Tip: This potential taxation change all goes back to the “securities versus commodity” discussion and could be seen as a backdoor to regulating the digital assets industry by defining what is a commodity and what is a security.

taxes – bitcoin mining

A new tax embedded in the Biden Administration’s 2023 budget proposal wants to extract revenue from Bitcoin miners. “The U.S. Treasury Department has proposed a 30% excise tax on the cost of powering crypto mining facilities. (…) The tax would be phased in over the next three years, increasing 10% each year,” writes CoinDesk. Read more.

Gensler speaks

In an op-ed in The Hill, Securities Exchange Commission (SEC) Chair Gary Gensler returns to the media again with a defense of his position on cryptocurrencies and their need to be regulated (“come in and register, or else”).  Responding to critics, Chair Gensler writes, “I find the talking point that there’s a lack of clarity in the securities laws unpersuasive.

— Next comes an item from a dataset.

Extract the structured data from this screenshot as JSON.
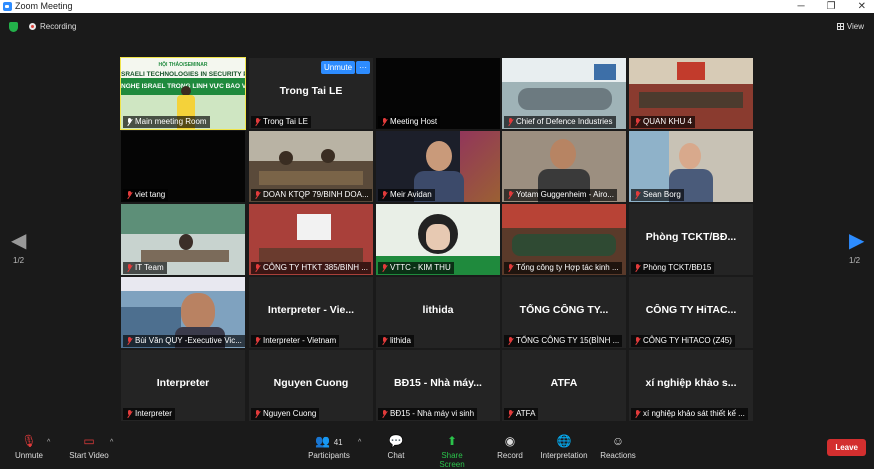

Some crypto companies might message that the laws are unclear rather than admitting that their platforms don’t have sufficient investor protection.” Read more.

Tip: Gensler’s tempo of crypto-related communications remains at a high intensity.

Fed speaks – crypto risks

Federal Reserve Vice Chair for Supervision Michael Barr gave his first crypto speech of the new year yesterday at think tank Petersen Institute of International Economics in Washington D.C.

Titled, “Supporting Innovation with Guardrails: The Federal Reserve’s Approach to Supervision and Regulation of Banks’ Crypto-related Activities” (read it), the speech had the tenor of other recent digital asset-related announcements from bank regulators (12) related to cryptocurrency and risk to the banking system.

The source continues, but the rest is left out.